Saturday, July 19, 2008

Buy A House Or Rent One?

The New York Times reported today (July 19, 2008) that: "from 1985 to 2002, the average American home sold for about 14 times the annual rent for a similar home, according to Moody's Economy.com. By early 2006, home prices ballooned to 25 times rental prices. Since then, the ratio has dipped back to about 20 - still far above the historical norm."

I say that the price to rent ratio should be about 8; not 25, not 20, and not 14.

This ratio of 8 depends on the value of money and the direction of house prices. Here is how I calculate the ratio of 8 and how you can adjust the calculation for future events. By the way, I learned this ratio of 8 rule from some very experienced people about 50 years ago when I was selling real estate.

Imagine you are an investor. The investor currently needs monthly rent equal to 1% of the house value. Yes, 12% of the house value per year. The 12% goes roughly this way: 6% or 7% for the money (investor provided and/or mortgage) 2% or 3% for property taxes (depending on local law), 2% or so for repairs, maintenance, insurance, and vacancies, and 2% or so for the investor to cover management, profit, depreciation, and risk. 100 divided by 12 is roughly 8.
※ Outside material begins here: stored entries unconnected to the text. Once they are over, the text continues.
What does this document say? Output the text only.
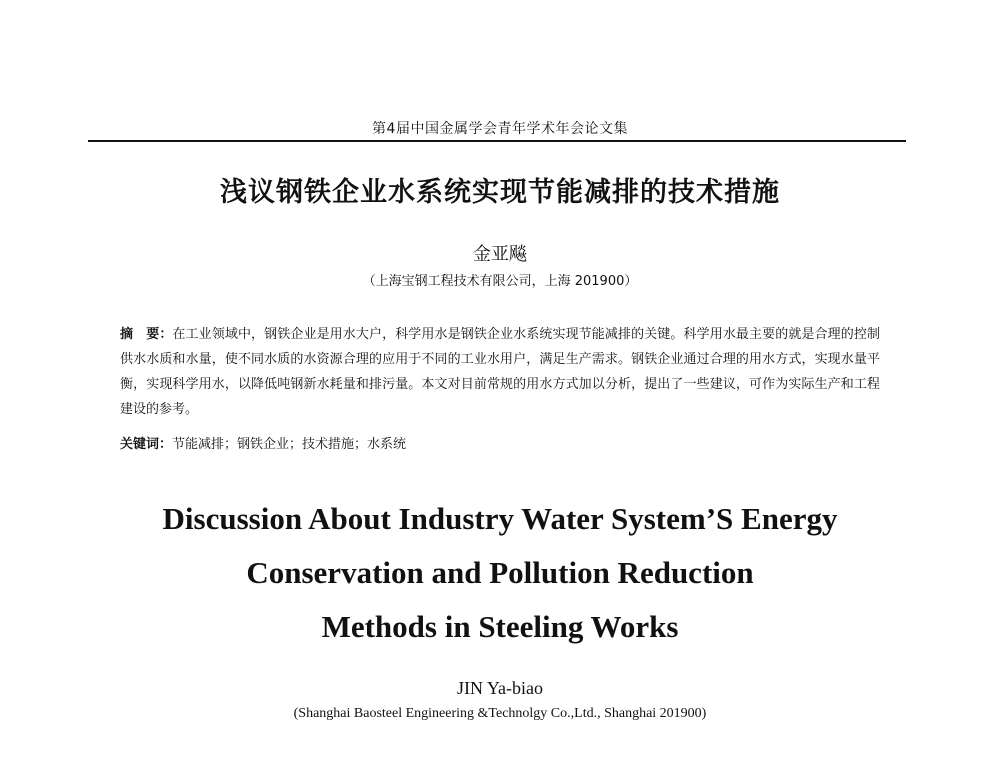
第4届中国金属学会青年学术年会论文集
浅议钢铁企业水系统实现节能减排的技术措施
金亚飚
（上海宝钢工程技术有限公司，上海 201900）
摘　要：在工业领域中，钢铁企业是用水大户，科学用水是钢铁企业水系统实现节能减排的关键。科学用水最主要的就是合理的控制供水水质和水量，使不同水质的水资源合理的应用于不同的工业水用户，满足生产需求。钢铁企业通过合理的用水方式，实现水量平衡，实现科学用水，以降低吨钢新水耗量和排污量。本文对目前常规的用水方式加以分析，提出了一些建议，可作为实际生产和工程建设的参考。
关键词：节能减排；钢铁企业；技术措施；水系统
Discussion About Industry Water System’S Energy
Conservation and Pollution Reduction
Methods in Steeling Works
JIN Ya-biao
(Shanghai Baosteel Engineering &Technolgy Co.,Ltd., Shanghai 201900)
If you, the investor, believe that the property will increase in value, you may be willing to take less rent to get the property appreciation. For example, in the farm land boom a couple of decades ago, the farmer could sell his land (no repairs, maintenance, vacancies, building insurance, or building depreciation) to a big city investor and then lease it back for less than the amount of the property taxes. Many farmers sold. Many big city investors were very sorry later.

Suppose you are trying to decide whether to buy or rent a $200,000 house. If you can rent that house for $2,000 per month (1% of the value) you are probably dealing with an investor who expects no major value appreciation (or depreciation). If you can rent that same house at $1,000 per month, you are dealing with an investor who expects 6% annual appreciation and can handle a negative cash flow while he waits - or a desperate owner (perhaps already in foreclosure) who figures that any rent is better than no rent at all.

Please note that there are limits to this 12% of the value per year rule. Suppose you are the investor and you buy a house for $20,000. Do you then ask for $200 per month in rent (the 1% of value)? Absolutely not, you ask for $600 per month. Why? Because the local welfare agencies will pay $600 per month on behalf of their client and the welfare agency pays this amount directly to the landlord. This welfare agency rent amount becomes the local rental minimum amount. This is why slum landlords get rich.

There are other limits to the 12% of value per year rule. Suppose you are the investor and you buy a house for $250,000. Do you then ask for $2,500 per month in rent (the 1% rule)? Absolutely not. Why? Before you bought the house you checked the local rental market and you know you can get much more than 1% per month. This is how landlords in tight rental markets get rich.

With housing, there are two important things to remember. First, a house has no intrinsic value. Nothing, Nada. Picture one of those western mining towns where the building are all still standing but all the people left after the mine closed. No jobs, no people, no value. Second, an income producing property that does not produce income has no value. Nothing. Nada. Picture Detroit. The population was over 2 million. Now the population is under 1 million. Half the people left. Roughly half the houses are empty and abandoned.

Owning a house is said to produce wealth. This is fiction. Renting a house for less than the landlord cost transfers wealth from the landlord to the tenant.

One last point: Do not be fooled by the many "rent vs. buy" calculators available on the web. All the calculators I saw ignore the cost of upkeep, repairs, and maintenance; they just compare the mortgage payment and property taxes to the rent payment amount. If you rent and the roof leaks, or the roof need replacement, or the furnace stops working, or the house needs painting, or the driveway settles, or the carpet needs replacing, you call the landlord and he pays for it, not you.

One more last point: Do not be fooled when someone says "but you can deduct mortgage interest and property taxes if you buy and you can't deduct anything if you rent". People with lots of mortgage interest and property taxes are generally in very low tax brackets such that the tax deduction has little value if they itemize (and no value at all if they take the standard deduction).

One final point: The New York Times article also says that "by the reckoning of Economy.com, enough houses are on the market to satisfy demand for the next two-and-a-half years without building a single new one" and that "in Los Angeles, San Francisco, Phoenix and Las Vegas, house prices have in recent months declined at annual rates of more than 33 percent". I do not want to be the landlord renting at 1% per month - or at any other percentage - in these uncertain times. Do you?